To check the validity of the trained model, features of another five benzopyrane compounds (validation set) were introduced to the trained model and the fitness of the data to the model was studied (Figure 2). The mean %D of validation set was 4.8%.

Now, the model is trained and ready to predict unmeasured output values. pEC_{50} of nine new compounds (prediction set) were predicted using the trained model. Figure 3 shows the predicted versus experimental pEC_{50} values.

The correlation coefficient of predicted versus experimental pEC_{50} values is 0.9657 which reveals excellent prediction capability of the proposed model. The mean %D was 4.1% which is an acceptable prediction error.

Figure 3. The correlation between experimental and prediction sets.

4. Discussion

The traditional trial and error experimental procedures for designing new drugs are time consuming and costly. Therefore, it seems that mathematical methods are needed to speed up these procedures.

The routine mathematical methods used in this regard include QSAR and related procedures. QSAR is a simple statistical method which can be used by researchers who are familiar with fundamental mathematics. However, this method is not so precise and may have greater error in predicting pEC_{50} of new drugs.

In this research, we used a classical linear mathematical method, Box- Jenkins model, which is more precise and applicable in predicting the biological activities of new drug entities.

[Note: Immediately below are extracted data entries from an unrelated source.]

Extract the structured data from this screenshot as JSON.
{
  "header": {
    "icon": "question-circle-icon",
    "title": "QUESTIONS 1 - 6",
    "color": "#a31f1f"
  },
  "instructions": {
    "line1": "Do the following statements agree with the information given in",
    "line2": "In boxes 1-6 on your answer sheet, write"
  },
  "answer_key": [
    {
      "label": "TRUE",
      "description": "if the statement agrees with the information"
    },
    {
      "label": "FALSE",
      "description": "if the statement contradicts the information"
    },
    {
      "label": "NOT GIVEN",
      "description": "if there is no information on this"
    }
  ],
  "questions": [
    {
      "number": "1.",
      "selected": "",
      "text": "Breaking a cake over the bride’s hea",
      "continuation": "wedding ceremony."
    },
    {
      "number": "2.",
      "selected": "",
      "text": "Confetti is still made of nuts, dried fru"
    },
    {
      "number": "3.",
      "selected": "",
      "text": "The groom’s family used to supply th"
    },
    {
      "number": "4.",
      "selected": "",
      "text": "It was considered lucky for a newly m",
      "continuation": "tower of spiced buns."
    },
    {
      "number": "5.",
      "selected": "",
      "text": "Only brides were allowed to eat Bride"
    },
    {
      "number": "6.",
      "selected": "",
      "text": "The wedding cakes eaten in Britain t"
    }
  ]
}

As it is obvious in the Figure 1, the proposed model is capable of correlating the pEC_{50} with physico-chemical properties of the drugs. In Figure 2, the fitness of experimental and calculated data for validation set shows that the model is valid.

Our model error in predicting pEC_{50} was less than 5%, which is an acceptable error range in drug designing studies. Using more inputs in this model may lessen the error. Our results indicated that the designed model may be used to design new compounds. The researchers in pharmacological fields may use this method as a preliminary route to limit the number of compounds which must be experimentally evaluated.

We showed the effectiveness of our model in predicting the characteristics of benzopyranes. This is just a typical example for multiple cases of drug designing in which using BJ can be advantageous.

References

[1] Gonzalez MP, Teran C, Teijeira M, Helguera AM. Quantitative structure activity relationships as useful tools for the design of new adenosine receptor ligands. 1. Agonist. Curr Med Chem 2006; 13: 2253-66.

[2] Kim RB. Transporters and drug discovery: Why, when, and how? Mol Pharm 2006; 3: 26-32.

[3] Uhrig U, Holtje HD, Mannhold R, Weber H, Lemoine H. Molecular modelling and QSAR studies on K(ATP) channel openers of the benzopyran type. J Mol Graph Model 2002; 21: 37-45.

[4] Oppenheim J, Willsky AS. Signals and systems. New Jersy: Prentice Hall, 1985.

[5] Sjoberg J, Zhang Q, Ljung L, Benveniste A, Delyon B, Glorennec P, Hjalmarsson H, Juditsky A. Nonlinear black-box modelling in system identification: A unified overview. Automatica 1995; 31: 1691-724.

[6] Ljung L, Wahlberg B. Asymptotic properties of least-squares method for estimating transfer function and disturbance spectra. Adv Appl Prob 1992; 24: 412-40.

[7] Ljung L. System identification theory for theuser. London: Prentice Hall International, 1999.

[8] Soderstrom T, Stoica P. System identification. London: Prentice Hall International, 1989.